Glossary
Brief definitions for technical terms that recur across the site. Each one is meant to be friendly before it is exhaustive.
- Little world
- A bounded form that lets the mind see a larger order: a syllable, token, equation, diagram, parable, model, or controlled example.
- Microcosm
- A small world that helps disclose a larger one. It abstracts away complexity so pattern can be examined.
- Macrocosm
- The larger order that a microcosm helps us approach: language, creation, culture, reason, mathematics, relation, and the Logos.
- Token
- A small unit of text used by a language model. A token may be a word, part of a word, punctuation mark, or other text fragment.

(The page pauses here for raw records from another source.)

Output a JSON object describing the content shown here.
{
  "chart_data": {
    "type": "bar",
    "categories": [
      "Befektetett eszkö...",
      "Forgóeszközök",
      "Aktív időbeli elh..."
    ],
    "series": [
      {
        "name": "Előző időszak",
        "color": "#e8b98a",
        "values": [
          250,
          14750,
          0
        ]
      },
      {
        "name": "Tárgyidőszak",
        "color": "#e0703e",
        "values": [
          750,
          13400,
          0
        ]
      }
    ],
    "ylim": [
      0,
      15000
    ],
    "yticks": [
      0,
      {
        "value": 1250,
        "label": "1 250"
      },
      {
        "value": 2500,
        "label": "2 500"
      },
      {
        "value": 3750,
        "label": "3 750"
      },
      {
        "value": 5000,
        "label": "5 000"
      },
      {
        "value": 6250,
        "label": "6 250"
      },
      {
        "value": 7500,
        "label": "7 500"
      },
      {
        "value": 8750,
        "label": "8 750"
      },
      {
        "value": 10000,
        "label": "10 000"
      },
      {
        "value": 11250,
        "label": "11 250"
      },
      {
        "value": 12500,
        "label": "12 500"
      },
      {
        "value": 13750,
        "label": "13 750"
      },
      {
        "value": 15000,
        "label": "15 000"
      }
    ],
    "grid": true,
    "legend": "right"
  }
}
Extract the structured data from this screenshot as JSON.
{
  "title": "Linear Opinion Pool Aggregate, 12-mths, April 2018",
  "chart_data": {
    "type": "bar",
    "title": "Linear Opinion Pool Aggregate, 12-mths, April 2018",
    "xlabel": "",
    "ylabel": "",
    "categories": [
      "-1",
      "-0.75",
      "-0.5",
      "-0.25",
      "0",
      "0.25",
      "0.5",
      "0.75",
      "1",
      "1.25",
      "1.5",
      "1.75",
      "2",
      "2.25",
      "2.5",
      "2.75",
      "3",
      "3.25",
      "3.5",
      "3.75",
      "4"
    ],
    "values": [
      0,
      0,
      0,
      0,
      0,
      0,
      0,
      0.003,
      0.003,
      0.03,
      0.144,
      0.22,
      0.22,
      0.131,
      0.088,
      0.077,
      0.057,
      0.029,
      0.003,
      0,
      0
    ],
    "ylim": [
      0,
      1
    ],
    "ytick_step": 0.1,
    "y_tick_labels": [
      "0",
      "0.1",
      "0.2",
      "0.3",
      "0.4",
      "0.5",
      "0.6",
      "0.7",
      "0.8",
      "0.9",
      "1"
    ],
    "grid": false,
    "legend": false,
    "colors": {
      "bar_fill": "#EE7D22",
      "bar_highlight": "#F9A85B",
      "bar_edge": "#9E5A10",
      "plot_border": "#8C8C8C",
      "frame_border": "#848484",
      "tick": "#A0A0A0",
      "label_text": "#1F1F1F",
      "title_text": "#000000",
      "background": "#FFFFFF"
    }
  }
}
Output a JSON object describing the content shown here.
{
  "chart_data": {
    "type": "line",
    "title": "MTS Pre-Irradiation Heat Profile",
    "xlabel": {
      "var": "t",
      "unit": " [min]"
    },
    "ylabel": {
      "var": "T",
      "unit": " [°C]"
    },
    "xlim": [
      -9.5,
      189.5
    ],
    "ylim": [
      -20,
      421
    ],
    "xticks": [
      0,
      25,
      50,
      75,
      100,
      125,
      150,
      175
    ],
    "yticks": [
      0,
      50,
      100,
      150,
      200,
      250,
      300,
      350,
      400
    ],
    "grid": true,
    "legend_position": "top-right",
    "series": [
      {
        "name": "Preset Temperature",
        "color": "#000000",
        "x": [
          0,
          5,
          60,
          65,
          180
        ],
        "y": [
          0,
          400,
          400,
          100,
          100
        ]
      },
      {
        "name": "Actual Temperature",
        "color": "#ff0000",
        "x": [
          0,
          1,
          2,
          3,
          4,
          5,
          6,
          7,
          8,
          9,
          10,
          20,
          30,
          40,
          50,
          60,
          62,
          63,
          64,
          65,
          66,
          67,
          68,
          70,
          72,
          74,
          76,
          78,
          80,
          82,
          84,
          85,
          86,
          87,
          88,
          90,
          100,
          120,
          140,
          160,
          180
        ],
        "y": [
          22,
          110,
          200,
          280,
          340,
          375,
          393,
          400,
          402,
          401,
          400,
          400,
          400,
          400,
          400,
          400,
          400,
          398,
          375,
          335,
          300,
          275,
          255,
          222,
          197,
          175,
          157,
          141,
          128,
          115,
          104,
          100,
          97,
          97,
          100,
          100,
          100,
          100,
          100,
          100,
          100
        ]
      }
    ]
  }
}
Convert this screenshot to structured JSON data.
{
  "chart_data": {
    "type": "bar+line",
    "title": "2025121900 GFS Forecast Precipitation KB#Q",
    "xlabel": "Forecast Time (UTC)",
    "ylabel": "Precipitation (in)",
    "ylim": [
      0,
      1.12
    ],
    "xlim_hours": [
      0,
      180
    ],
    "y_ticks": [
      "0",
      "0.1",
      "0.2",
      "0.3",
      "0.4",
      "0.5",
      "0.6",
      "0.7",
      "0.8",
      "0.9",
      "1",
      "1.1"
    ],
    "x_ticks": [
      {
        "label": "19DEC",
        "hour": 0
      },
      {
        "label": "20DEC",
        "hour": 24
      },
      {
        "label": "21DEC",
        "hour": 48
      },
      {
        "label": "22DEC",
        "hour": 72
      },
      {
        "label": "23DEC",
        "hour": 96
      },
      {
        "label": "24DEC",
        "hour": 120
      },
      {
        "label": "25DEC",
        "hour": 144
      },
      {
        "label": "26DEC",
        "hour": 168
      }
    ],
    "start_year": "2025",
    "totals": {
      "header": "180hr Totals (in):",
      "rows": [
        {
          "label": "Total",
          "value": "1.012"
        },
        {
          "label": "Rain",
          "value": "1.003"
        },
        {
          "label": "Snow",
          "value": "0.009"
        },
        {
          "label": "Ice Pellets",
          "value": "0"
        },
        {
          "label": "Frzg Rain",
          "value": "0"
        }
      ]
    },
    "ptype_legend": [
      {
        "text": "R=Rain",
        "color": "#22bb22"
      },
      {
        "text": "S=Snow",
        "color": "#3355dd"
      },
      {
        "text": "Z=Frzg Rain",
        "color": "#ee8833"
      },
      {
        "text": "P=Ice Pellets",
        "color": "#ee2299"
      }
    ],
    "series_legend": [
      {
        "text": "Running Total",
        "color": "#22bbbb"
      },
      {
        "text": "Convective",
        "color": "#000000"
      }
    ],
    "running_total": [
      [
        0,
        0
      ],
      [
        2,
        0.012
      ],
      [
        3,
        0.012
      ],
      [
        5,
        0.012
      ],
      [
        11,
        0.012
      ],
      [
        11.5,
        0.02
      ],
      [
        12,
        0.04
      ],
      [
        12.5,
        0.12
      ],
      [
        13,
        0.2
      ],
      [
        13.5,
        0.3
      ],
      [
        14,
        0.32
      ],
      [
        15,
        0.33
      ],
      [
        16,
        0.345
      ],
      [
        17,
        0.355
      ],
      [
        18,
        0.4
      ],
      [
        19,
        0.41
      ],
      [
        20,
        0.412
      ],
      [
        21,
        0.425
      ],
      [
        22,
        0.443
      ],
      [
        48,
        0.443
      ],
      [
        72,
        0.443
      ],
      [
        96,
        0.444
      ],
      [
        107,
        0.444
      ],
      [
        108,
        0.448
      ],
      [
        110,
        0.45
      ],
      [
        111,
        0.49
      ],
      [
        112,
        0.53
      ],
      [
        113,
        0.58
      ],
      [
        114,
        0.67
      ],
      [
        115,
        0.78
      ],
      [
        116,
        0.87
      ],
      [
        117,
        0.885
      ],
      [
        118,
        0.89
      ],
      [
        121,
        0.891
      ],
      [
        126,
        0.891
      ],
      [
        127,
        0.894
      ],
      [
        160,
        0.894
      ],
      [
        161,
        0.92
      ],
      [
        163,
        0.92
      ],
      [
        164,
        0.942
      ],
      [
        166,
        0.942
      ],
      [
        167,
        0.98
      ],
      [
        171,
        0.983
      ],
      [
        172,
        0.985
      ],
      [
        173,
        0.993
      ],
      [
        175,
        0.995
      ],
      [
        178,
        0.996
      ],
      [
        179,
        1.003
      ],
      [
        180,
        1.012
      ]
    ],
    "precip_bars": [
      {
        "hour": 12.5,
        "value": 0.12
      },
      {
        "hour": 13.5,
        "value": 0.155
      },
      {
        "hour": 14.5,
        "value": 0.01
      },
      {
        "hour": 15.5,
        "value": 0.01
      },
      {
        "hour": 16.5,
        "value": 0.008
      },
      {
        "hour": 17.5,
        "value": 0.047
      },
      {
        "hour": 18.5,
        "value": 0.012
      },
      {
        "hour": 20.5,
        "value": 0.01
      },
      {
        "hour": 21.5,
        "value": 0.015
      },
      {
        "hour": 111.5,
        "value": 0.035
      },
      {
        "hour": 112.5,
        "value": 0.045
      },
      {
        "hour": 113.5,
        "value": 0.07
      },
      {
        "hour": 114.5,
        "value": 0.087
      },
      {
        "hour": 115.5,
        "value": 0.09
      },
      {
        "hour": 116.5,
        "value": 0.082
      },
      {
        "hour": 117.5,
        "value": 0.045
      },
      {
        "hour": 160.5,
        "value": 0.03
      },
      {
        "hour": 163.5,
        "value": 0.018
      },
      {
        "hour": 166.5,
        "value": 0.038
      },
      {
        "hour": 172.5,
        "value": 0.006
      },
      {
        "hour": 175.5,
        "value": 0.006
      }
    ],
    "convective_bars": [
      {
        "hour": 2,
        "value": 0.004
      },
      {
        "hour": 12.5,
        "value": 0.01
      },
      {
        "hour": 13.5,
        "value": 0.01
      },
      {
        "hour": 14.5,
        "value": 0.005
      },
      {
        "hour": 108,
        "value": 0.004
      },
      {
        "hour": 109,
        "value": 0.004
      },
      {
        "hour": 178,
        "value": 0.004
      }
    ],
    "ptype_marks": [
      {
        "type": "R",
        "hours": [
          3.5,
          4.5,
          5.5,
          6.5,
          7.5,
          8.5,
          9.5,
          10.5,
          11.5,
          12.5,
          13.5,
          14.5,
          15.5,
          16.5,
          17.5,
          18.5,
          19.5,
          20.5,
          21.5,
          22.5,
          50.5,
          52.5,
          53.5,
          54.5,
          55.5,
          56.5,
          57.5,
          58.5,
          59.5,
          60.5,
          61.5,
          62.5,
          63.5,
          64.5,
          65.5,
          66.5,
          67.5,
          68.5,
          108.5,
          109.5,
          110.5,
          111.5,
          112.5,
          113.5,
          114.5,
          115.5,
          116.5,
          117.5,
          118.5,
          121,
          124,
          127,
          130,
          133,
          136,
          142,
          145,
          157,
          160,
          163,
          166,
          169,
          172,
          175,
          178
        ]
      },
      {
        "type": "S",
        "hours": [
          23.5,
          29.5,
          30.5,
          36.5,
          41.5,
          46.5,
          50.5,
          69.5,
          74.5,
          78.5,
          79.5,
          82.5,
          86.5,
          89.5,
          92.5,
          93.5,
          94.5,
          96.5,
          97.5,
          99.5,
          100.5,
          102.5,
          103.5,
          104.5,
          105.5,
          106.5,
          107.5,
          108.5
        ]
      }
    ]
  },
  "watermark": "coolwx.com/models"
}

- Probability distribution
- A mathematical assignment of likelihoods across possible outcomes. For LLMs, it often means assigning probabilities to possible next tokens.
- Embedding
- A learned numerical representation of a word, token, sentence, or concept.
- Vector
- A list of numbers that can represent a point or direction in space. In LLMs, vectors often represent learned linguistic features.
- Matrix
- A rectangular grid of numbers. Matrix multiplication is one of the core operations behind neural networks.
- Parameter
- A number inside the model that is adjusted during training.
- Loss function
- A mathematical way of measuring how wrong the model's prediction was.
- Gradient
- A mathematical direction showing how to change parameters to reduce error.
- Gradient descent
- An optimization method that improves a model by repeatedly moving in the direction that reduces loss.
- Attention
- A mechanism that lets a model weigh which tokens matter for interpreting other tokens.
- Transformer
- A neural network architecture built around attention mechanisms, and the foundation of many modern LLMs.
- Scaling law
- A mathematical relationship showing how model performance changes with model size, data size, and compute.
- Scale
- The movement from many small operations into larger powers. In LLMs, scale links tokens and probabilities to broad linguistic behavior.